I must admit, London’s coffee evolution has been exponential in its improvement since my last lengthy visit. Barristas, arabica beans, flat whites: these were all foreign words to the Tea Drinkers when I was last on Britain’s shores in 2008. Coffee chains such as Nero, Costa and Starbucks were in force, but their only options for a decent “coffee” were either a stiff, bitter, and burnt long black (now confusingly dubbed an “Americano”) or a mug of dish water topped with swamp froth, passed off under the guise of a “cappuccino”.
This has always confounded me. Given Britain’s incredible proximity to Europe, I expected that the Italians or the French or the Greeks would have brought they’re brewing skills along with the rest of their cuisines. Weirdly, it was the pioneering spirit of Aussie and Kiwi imports who started opening little cafes in various London hotspots and made good coffee fashionable (I attribute a lot of this to Flat White on Berwick Street in Soho, which was one of the few in existence back in 2008) Londoners can now enjoy a good brew from locations all over the vast city. Even coffee carts.
[Is there anything worse than coffee-snobbery? Oh I know – obnoxious/patriotic/exclusionary coffee-snobbery!]
So I arrived at the coffee cart and I received the usual cheery greeting from the adorable Turkish barrista on the machine. The other barrista (a man with zero social skills), just kind of nodded in my direction, before going back to frothing some milk. After the short greeting, the Turk’s attention went back to the one man who had beat me to the cart. He was an older man, in his late forties or early fifties. He was short and portly, with a bald top and whiteish-grey hair circumnavigating the dome. He was dressed to impress in a smart, grey business suit with white pin-stripes and he wore gold glasses with round spectacles. If Donald Draper needed to cast a business man for a series of advertisements about life insurance, this guy would be the stock standard.

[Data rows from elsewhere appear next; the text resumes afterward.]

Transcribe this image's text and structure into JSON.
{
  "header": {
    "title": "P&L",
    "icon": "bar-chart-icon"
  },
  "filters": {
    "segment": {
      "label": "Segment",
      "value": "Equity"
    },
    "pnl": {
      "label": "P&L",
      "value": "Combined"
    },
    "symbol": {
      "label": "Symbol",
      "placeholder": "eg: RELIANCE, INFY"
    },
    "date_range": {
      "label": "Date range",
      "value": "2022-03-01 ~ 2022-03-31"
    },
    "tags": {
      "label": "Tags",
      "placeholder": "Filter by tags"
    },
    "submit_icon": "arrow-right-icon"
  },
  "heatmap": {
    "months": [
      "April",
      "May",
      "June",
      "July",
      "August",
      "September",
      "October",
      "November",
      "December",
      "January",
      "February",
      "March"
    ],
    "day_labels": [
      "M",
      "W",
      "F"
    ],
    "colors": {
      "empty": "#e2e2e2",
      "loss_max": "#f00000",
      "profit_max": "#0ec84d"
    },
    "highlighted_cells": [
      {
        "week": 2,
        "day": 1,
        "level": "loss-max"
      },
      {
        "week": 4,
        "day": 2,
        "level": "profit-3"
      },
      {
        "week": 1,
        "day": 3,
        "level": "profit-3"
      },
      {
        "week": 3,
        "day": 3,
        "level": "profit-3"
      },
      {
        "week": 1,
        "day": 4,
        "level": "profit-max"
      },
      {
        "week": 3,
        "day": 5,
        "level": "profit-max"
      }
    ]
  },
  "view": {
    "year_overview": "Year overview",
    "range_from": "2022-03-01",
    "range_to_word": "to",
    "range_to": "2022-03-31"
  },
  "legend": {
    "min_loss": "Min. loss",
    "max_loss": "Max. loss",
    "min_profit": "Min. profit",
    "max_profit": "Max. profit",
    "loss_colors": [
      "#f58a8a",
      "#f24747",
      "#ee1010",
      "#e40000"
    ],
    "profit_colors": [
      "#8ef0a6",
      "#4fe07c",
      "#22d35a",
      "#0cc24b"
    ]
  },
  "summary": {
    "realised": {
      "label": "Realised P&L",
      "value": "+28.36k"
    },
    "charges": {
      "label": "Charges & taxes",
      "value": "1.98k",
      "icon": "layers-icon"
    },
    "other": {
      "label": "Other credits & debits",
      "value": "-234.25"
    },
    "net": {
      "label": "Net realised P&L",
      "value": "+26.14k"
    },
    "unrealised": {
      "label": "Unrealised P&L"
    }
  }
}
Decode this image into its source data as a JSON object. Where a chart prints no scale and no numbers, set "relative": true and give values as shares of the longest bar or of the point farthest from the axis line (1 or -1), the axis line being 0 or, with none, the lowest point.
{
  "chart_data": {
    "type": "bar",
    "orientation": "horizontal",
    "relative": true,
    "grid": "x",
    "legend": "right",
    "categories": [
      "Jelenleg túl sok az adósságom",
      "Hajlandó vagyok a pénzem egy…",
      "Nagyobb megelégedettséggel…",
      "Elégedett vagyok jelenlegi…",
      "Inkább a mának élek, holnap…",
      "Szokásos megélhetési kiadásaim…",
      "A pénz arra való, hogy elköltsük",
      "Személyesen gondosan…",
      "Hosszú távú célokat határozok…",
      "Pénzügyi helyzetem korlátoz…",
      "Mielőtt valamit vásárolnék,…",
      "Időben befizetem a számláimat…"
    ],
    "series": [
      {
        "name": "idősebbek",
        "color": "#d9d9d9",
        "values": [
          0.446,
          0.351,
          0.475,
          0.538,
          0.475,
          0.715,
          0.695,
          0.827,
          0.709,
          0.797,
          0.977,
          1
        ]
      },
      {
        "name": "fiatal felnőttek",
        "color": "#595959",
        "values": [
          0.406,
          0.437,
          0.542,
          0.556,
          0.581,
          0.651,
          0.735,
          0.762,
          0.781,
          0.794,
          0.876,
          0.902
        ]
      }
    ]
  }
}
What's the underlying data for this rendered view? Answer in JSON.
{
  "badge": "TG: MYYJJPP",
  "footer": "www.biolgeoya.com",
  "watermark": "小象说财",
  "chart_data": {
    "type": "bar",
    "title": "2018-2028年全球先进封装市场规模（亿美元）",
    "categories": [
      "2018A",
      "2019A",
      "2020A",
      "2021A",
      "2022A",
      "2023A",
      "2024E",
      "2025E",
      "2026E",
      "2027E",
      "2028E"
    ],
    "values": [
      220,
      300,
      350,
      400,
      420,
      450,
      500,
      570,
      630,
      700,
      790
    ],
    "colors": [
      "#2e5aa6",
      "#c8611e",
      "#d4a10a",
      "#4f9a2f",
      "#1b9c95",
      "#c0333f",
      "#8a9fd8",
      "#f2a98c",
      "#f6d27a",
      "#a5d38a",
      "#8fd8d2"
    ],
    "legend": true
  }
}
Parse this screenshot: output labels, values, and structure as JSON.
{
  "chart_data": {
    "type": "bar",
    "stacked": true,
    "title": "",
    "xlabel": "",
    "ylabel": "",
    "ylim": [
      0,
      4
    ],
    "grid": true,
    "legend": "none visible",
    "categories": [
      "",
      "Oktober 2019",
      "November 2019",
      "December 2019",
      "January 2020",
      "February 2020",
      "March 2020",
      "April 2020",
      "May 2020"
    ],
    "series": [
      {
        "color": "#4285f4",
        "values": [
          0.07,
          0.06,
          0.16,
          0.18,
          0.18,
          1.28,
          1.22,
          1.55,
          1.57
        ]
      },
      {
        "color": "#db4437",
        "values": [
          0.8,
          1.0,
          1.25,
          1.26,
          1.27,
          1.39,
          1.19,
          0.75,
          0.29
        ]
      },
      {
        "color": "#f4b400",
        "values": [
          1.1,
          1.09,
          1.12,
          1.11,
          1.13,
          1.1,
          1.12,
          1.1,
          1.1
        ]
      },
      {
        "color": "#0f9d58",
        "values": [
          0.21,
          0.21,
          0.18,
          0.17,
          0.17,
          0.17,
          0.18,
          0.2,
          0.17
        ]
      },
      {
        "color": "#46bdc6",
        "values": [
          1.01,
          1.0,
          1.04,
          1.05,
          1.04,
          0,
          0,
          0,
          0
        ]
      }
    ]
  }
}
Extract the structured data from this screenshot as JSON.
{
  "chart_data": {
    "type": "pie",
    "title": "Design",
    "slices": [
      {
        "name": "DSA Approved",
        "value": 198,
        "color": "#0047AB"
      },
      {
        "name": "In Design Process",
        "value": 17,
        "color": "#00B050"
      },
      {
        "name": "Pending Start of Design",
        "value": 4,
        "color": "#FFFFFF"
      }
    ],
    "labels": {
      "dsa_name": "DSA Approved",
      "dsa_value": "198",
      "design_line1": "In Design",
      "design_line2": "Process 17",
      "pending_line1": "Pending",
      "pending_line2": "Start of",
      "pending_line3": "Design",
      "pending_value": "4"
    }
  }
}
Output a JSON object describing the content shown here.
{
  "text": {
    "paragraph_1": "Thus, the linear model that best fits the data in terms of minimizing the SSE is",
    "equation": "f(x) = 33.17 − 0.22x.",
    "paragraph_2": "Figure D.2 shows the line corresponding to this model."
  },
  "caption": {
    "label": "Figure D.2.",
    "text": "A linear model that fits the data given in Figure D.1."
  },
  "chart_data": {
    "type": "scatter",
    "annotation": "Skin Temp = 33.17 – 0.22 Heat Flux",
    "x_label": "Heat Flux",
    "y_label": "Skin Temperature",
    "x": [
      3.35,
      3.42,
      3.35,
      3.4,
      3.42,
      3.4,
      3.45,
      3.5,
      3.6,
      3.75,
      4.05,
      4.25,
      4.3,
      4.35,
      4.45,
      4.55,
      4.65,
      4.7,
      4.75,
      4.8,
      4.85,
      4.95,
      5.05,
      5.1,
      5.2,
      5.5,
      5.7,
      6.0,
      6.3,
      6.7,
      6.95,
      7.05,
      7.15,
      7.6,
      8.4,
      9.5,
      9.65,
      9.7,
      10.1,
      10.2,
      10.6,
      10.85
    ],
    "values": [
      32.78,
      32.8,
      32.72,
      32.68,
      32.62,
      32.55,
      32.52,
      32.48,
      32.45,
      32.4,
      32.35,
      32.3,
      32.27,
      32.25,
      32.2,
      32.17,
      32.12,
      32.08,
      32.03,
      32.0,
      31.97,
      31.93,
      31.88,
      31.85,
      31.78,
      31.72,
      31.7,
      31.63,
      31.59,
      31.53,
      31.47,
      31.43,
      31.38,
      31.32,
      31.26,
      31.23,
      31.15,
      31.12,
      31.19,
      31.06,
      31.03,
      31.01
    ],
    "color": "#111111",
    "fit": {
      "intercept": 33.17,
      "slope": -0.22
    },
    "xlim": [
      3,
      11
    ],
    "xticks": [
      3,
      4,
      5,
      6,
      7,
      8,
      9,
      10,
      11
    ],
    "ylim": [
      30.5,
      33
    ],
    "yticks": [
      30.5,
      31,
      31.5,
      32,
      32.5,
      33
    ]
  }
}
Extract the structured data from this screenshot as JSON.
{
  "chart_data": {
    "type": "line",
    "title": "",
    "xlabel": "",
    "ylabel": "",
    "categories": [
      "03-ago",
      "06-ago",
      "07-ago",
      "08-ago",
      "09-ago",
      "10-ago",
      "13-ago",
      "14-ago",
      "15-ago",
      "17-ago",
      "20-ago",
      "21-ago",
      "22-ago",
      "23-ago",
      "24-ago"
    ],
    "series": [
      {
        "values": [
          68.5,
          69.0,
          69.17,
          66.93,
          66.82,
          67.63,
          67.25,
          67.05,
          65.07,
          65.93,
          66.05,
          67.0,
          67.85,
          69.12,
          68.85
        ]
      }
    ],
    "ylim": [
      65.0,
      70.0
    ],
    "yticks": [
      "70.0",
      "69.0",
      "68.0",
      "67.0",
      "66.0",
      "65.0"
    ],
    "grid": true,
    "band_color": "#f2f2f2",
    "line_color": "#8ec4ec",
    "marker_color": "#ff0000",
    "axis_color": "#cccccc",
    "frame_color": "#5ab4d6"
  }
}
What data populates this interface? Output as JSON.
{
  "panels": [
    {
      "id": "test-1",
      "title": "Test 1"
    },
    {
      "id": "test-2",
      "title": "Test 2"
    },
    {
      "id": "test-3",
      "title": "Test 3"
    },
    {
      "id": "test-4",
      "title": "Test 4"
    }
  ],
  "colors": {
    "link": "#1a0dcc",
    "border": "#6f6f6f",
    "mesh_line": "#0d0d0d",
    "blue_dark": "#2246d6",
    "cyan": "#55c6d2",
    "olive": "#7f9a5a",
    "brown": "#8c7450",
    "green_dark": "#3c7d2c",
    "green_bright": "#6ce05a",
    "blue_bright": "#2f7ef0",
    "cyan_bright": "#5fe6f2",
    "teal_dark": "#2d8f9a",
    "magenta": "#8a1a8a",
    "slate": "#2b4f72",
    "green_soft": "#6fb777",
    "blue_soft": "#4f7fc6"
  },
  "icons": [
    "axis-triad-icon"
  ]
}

The business man was a bit of a jolly dude and liked a bit of banter. He was having a good old chat with the Turk and I appreciated listening to the friendliness of the conversation without the need to actually contribute (I am not a morning person). The discussion was as stock standard as his appearance. Weather. Superficial politics. Sport. And then it took a turn:
Business Man: “The weather looks to be clearing up for the weekend.”
Turkish Barrista: “Yeah, we should hopefully be able to enjoy some sunshine.”
BM: “Might even be able to ride a Boris Bike.”
BM & TB: [polite chuckling]
Awkward Barrista: [snort] [froth]
BM: “Got much planned next weekend?”
TB [cautiously]: “Dunno man, I can barely keep track of what’s going a few days ahead.”
BM: “Have you heard of Ministry of Sound?”
TB: “As in the club?”
BM: “Yes. The one in Elephant & Castle.”
TB: “Yeah, why?”
BM: “I’m going to be playing there next Saturday night.”
TB stops brewing and turns around. Even AB stops frothing.
TB: “What ya mean? You’re going to the club? I don’t mean to be rude, bro, but I wouldn’t never have thought that would be your kinda place.”
BM: “Yeah, I’m going to be doing a set.”
TB, AB and I each screw our faces up in confusion.
TB: “You’re playing?”
BM: “Yes. I’m a DJ.”
TB: “Are you pulling my leg?”
BM: “No, no, no. A lot of people don’t believe them when I tell them. I’m a normal business man during the day and I DJ at night.”
TB: “Seriously? So what do you actually do?”
BM: “Well, during the day I just work in Business Management and Development. And then at night I like to play some phat beats.”
TB: “I don’t mean to be rude, but I never would imagine you as a DJ. You just… don’t look like one. I’m sorry, I thought you were taking the absolute piss. You’re not right? Shit, I guess that’s pretty prejudiced of me.”
BM: [polite chuckling] “Well, you should come to my show if your interested. I’m really excited. The place holds about a thousand. It should be mad. My set is on at 10.30 for an hour.”
TB: “Next weekend. Wow. Well, sure, we might go.”
TB looks over at AB and nods his head to include him. AB screws ups his nose and starts looking through the coin purse.
AB: “Americano. £2.20 please.”
BM: “No problem, here you go.”
Andrew: “Where did you say your playing again?”
BM: “Ministry of Sound. In Elephant & Castle.”
Andrew: “And what’s your DJ name?”
BM: “DJ Chairman. I dress up in a suit for my sets. Just like I’m dressed now. The punters look at me and think I’m mad.”